Seller note terms on a stock sale with multi-year contractors

April 17, 2024
by a searcher from Michigan State University in Los Angeles, CA, USA
Would love advice on what to tie a seller note to for a stock sale where 65% of revenue comes from recurring revenue via multi-year contracts and the remaining 35% comes from project based work (avg. 3 month project cycles).
At this point the seller has agreed to the forgivable note being on standby for 3 years but we haven't nailed down what metric to tie the note to. Any thoughts would be greatly appreciated.
from American University in Fairfax, VA, USA
Have you analyzed the historical growth rates of recurring revenue, typical contract lengths, and renewal rates to assess revenue stability?
Have you reviewed the current profitability margins on project-based work and their trends over the past few years to understand project metrics?
Have you considered any specific concerns regarding change of control that might affect contract stability or client retention, and what existing provisions are there in contract agreements about a change in business ownership?
Have you examined whether there are existing debts or significant liabilities that the business has, which might impact the structuring of the note?
from Kennesaw State University in Atlanta, GA, USA
^redacted, you've got a lot of great ideas here. If you have more context to share on the nature of those contracts or what specifically you may be trying to de-risk, it would help me provide more creative ideas for you.
A few thoughts: getting too nuanced on the wrong metrics in a note can have the opposite effect on de-risking. So, just be careful. Getting nuanced does have its place when thinking about the metrics that might have an exponential impact on the business (either on revenues, enterprise value, customer concentration, etc.). So, focusing on those exponential factors, along with things like total topline, should help you de-risk appropriately and potentially increase the odds of you getting the business at effectively a lower price. A few ideas:
1. If the recurring revenue drops X% over Y time (recurring revenue has a higher value multiple so if it drops even a small amount it can reduce the overall value of the biz a lot)
2. If total accounts churn X% (or by #) over Y time (if 2 customers leave, it could mean your concentration goes up 20% depending on how many accounts you have and their associated revenues which decreases the value of the biz for the next buyer/lender/capital partner)

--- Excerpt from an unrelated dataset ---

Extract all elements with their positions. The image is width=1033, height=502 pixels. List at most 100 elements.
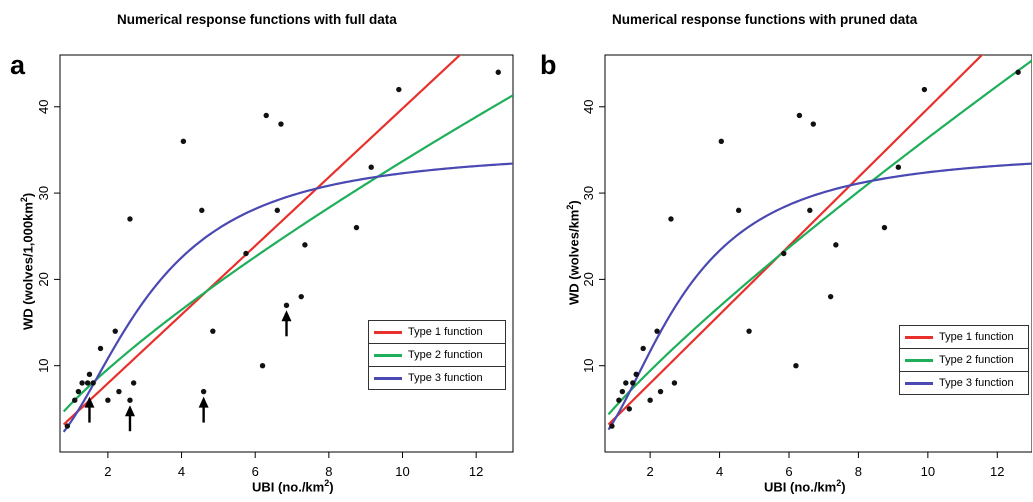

3. If vendor prices increase more than X% over Y time (will impact margins and DSCRs. You're the new owner, will they give you grandfathered rates is the question)
4. If more than # or X% of staff quit over Y time (this hurts the biz in all kinds of ways)
5. If CAPEX of more than $X is needed within Y time (not sure what type of biz you're looking at, this might not be needed)
Then you have your more obvious ones like:
6. If total topline revenue drops X% over Y time
7. If Gross Profit (or some other margin) drops X% over Y time (but post-sale, margins are more tied to you than the previous owner)
My goal wasn't to suggest doing all of these but simply give you ideas to pick from. The more you add in, though, the less likely you'll get a deal done. Keep it simple, maybe total revenue and total accounts (logo churn). Also, add in some incentives (not tied to the note, separate agreement or something) but that can be negotiated at the same time you chat through the note so the seller sees you're not trying to ping them on every risk but also wanting to find ways to make them more money based on performance.